Pemerintah Provinsi DKI Jakarta terus mencoba berbagai kemungkinan demi kelancaran transportasi ini. Salah satu upaya yang sedang terus dijajaki adalah kebijakan contra-flow (lawan arah) jalur busway. Apakah contra-flow bisa diterapkan?
Bambang, pengemudi transjakarta di Koridor II, Pulogadung-Harmoni, mengaku tidak ada masalah dari pihak pengemudi jika sistem baru diberlakukan. Menurut dia, masalah justru akan timbul bagi pengguna jalan lain.
"Cukup berbahaya karena banyak (pengguna jalan) yang akan bingung," terang Bambang saat ditemui di shelter Pulogadung, Senin (28/2/2011).
Pengemudi dan pengendara motor di Jakarta, menurut dia, masih jauh dari tertib. Hal ini bisa berakibat fatal bila contra-flow diberlakukan.
Ia mencontohkan, kebiasaan melanggar aturan lampu merah. Si pelanggar biasanya sudah mengantisipsi arah kendaraan di jalur lain. Namun, dengan adanya contra-flow, potensi kecelakaan semakin terbuka.
Hal yang sama dibenarkan oleh rekannya, Ndang. Menurut dia, kesulitan bagi pengendara lain adalah faktor kebiasaan umum.

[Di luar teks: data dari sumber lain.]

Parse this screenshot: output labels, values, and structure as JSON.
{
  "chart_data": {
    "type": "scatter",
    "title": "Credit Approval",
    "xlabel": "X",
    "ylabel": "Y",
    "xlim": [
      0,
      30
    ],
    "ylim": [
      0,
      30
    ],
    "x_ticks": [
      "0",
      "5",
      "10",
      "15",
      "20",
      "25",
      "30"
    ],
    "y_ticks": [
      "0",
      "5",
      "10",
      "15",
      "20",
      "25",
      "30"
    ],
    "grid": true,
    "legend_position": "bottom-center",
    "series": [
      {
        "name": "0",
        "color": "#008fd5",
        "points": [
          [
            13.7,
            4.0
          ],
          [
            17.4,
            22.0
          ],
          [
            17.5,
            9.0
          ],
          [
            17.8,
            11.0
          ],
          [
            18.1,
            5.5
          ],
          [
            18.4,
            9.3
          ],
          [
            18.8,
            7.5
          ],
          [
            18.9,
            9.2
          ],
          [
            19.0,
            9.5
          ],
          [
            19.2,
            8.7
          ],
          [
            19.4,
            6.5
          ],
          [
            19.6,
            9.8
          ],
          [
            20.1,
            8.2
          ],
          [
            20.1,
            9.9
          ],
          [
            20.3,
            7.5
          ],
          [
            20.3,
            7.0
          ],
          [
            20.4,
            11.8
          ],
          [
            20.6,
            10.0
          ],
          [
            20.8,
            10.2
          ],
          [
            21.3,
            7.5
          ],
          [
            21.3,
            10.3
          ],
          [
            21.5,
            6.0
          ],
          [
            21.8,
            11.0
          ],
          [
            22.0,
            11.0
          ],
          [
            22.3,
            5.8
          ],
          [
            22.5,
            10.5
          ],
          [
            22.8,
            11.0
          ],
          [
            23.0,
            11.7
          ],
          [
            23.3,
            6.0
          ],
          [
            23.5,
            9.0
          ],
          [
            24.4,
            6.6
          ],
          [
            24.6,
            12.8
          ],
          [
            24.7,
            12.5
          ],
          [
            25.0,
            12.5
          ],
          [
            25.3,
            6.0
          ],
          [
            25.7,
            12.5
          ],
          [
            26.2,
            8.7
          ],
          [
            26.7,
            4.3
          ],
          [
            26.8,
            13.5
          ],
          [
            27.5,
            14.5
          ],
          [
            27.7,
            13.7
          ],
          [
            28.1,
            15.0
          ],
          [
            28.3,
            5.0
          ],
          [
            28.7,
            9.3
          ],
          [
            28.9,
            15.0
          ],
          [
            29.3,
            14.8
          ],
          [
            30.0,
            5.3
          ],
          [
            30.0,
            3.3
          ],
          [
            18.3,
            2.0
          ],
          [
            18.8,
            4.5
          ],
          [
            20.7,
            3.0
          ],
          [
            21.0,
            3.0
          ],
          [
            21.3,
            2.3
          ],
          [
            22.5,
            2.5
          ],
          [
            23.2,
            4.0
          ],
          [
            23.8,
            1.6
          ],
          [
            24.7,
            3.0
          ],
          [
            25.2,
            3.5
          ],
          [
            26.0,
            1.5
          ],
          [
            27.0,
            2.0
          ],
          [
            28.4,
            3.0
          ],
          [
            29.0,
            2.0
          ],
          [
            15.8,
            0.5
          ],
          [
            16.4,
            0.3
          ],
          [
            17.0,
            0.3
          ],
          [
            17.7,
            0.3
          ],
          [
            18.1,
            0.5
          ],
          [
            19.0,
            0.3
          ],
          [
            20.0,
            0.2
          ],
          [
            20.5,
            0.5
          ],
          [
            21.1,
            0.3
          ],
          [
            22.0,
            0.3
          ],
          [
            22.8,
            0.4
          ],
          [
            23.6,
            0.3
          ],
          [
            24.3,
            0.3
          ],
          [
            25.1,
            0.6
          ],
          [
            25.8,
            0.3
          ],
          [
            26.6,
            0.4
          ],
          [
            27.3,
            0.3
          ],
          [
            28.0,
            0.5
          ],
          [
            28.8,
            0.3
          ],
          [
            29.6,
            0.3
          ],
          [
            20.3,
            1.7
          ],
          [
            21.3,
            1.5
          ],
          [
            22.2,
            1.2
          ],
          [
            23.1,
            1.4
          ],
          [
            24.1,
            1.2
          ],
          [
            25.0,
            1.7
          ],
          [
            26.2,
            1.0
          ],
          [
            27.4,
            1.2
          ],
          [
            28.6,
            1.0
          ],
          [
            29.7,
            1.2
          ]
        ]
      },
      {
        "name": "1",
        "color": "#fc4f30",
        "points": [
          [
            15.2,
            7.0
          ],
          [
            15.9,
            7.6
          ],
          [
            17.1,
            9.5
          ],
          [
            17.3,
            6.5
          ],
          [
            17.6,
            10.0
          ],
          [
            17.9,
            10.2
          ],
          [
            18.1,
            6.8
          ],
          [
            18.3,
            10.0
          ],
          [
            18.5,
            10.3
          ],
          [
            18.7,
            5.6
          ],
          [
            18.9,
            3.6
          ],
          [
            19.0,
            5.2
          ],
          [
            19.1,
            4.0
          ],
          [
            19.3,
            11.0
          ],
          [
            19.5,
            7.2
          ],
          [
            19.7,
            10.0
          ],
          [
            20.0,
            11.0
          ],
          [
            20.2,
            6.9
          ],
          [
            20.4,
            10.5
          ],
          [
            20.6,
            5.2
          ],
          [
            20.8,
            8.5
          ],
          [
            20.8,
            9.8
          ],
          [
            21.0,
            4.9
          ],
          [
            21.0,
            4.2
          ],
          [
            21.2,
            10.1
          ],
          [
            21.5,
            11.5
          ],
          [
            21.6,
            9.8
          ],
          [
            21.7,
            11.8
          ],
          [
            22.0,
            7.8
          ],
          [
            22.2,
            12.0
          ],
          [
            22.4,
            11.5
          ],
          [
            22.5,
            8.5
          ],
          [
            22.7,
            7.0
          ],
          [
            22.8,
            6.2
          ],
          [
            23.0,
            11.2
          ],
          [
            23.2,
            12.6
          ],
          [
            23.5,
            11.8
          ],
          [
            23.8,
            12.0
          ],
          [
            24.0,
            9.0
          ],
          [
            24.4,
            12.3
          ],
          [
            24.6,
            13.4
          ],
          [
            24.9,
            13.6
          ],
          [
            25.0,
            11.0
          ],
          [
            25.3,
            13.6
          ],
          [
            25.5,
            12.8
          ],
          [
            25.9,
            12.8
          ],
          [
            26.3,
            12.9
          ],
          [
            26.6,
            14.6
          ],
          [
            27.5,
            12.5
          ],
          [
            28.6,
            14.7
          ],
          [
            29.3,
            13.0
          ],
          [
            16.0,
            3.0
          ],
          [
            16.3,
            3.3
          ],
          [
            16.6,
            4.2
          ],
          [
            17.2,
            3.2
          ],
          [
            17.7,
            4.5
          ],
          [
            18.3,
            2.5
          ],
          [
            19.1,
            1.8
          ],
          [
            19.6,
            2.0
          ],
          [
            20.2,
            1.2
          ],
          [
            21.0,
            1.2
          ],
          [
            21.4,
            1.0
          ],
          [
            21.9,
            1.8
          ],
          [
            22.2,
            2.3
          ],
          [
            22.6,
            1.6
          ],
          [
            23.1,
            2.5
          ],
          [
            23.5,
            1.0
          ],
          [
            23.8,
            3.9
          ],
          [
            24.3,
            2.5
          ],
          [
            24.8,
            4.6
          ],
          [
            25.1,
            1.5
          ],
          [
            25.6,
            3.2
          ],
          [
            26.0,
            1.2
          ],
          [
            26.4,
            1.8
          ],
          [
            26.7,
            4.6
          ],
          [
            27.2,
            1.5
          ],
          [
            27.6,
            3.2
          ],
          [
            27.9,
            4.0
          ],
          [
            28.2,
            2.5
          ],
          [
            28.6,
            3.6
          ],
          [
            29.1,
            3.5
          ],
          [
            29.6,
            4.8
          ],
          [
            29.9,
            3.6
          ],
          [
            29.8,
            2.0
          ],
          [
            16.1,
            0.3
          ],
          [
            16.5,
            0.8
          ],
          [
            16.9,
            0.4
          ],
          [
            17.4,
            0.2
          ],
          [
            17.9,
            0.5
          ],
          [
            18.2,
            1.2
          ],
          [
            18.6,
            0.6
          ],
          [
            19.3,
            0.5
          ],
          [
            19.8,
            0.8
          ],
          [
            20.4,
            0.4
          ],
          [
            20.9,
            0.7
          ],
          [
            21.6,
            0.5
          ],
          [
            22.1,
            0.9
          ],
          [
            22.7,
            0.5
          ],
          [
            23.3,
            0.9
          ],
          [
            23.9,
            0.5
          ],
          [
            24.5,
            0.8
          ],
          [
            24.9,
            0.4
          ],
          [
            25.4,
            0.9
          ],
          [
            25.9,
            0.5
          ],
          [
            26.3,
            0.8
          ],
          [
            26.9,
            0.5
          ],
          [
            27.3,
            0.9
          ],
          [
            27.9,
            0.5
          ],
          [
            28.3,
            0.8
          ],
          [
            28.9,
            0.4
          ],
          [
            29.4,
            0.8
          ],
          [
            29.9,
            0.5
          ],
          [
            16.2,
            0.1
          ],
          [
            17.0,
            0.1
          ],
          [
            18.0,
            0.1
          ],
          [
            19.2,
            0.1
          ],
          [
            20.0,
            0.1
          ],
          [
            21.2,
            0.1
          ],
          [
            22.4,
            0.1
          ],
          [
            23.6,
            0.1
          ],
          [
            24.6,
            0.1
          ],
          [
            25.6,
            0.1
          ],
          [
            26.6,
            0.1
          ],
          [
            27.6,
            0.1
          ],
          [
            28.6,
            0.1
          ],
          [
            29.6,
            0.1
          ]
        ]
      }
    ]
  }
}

"Orang sudah biasa melirik ke kanan kalau ingin belok dan memotong busway. Itu enggak bisa diubah begitu saja, kan udah refleks," ujarnya, menjelaskan potensi bahaya contra-flow.
Pendapat berbeda diungkapkan Sukana. Ia menilai, ada juga masalah lain yang bisa mereka alami, yaitu mesin bus transjakarta yang rawan mogok.
"Nah, kalau mogok di jalur contra-flow, apalagi saat macet, bagaimana?" katanya.